En revanche on compte en dehors de nos frontières environ 3 900 000 personnes de langue française : en Belgique 2 877 000 (1), dans le pays de Malmédy (Prusse rhénane) 9000; en Alsace-Lorraine 217 500 (évaluation de 1888, où on compte pour moitié ceux qui parlent allemand et français); en Suisse 643 600. Les Français des vallées alpines n'ont pas été comptés à part depuis 1866; ils étaient alors 121747 dans l'arrondissement de Turin, chiffre trop fort aujourd'hui. Il faut ajouter la population des îles anglo-normandes, qui parle un patois normand. De sorte que le groupe compact de population de langue française en Europe peut être évalué à 40 millions en chiffres ronds.

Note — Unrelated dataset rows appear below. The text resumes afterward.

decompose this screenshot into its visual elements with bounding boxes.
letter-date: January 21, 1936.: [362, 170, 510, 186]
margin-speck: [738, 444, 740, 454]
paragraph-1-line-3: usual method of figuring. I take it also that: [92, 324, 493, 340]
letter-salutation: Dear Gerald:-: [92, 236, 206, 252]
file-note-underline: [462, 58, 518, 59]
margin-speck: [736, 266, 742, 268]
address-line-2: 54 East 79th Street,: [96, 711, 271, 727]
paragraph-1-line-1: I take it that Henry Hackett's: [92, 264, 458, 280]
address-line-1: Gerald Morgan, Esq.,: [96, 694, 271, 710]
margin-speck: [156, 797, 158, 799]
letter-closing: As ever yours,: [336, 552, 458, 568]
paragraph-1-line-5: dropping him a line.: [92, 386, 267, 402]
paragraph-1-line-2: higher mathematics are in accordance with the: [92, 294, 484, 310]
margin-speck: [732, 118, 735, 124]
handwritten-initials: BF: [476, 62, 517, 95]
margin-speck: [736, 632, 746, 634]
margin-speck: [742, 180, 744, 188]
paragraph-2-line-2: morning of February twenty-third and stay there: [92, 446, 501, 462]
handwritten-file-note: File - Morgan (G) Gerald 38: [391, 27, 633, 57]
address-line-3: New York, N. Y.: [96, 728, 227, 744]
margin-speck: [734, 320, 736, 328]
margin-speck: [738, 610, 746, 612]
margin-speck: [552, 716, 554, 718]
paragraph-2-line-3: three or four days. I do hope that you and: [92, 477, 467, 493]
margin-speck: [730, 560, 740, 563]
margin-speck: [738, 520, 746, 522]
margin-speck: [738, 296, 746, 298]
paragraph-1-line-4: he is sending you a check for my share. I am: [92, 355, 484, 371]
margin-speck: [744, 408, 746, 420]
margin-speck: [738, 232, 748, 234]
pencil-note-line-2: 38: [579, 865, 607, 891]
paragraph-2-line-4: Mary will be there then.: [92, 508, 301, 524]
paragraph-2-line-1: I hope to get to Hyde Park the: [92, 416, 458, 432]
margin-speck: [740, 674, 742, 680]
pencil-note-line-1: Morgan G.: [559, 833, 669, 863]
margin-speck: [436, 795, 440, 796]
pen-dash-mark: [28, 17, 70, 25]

1. Pour obtenir ce chiffre, on ajoute, suivant un usage reçu, à la population de langue exclusivement française la moitié de celle qui parle flamand et wallon ou allemand et wallon, et le tiers de celle qui parle les trois langues.

Source
Ferdinand Brunot, chapitre XIII : «La langue française au XIXe siècle», de Louis Petit de Julleville (dir), Histoire de la langue et de la littérature française des origines à 1900. Tome VIII. Dix-neuvième siècle : période contemporaine (1850-1900), Paris, Librairie Armand Colin, 1896, p 861-864.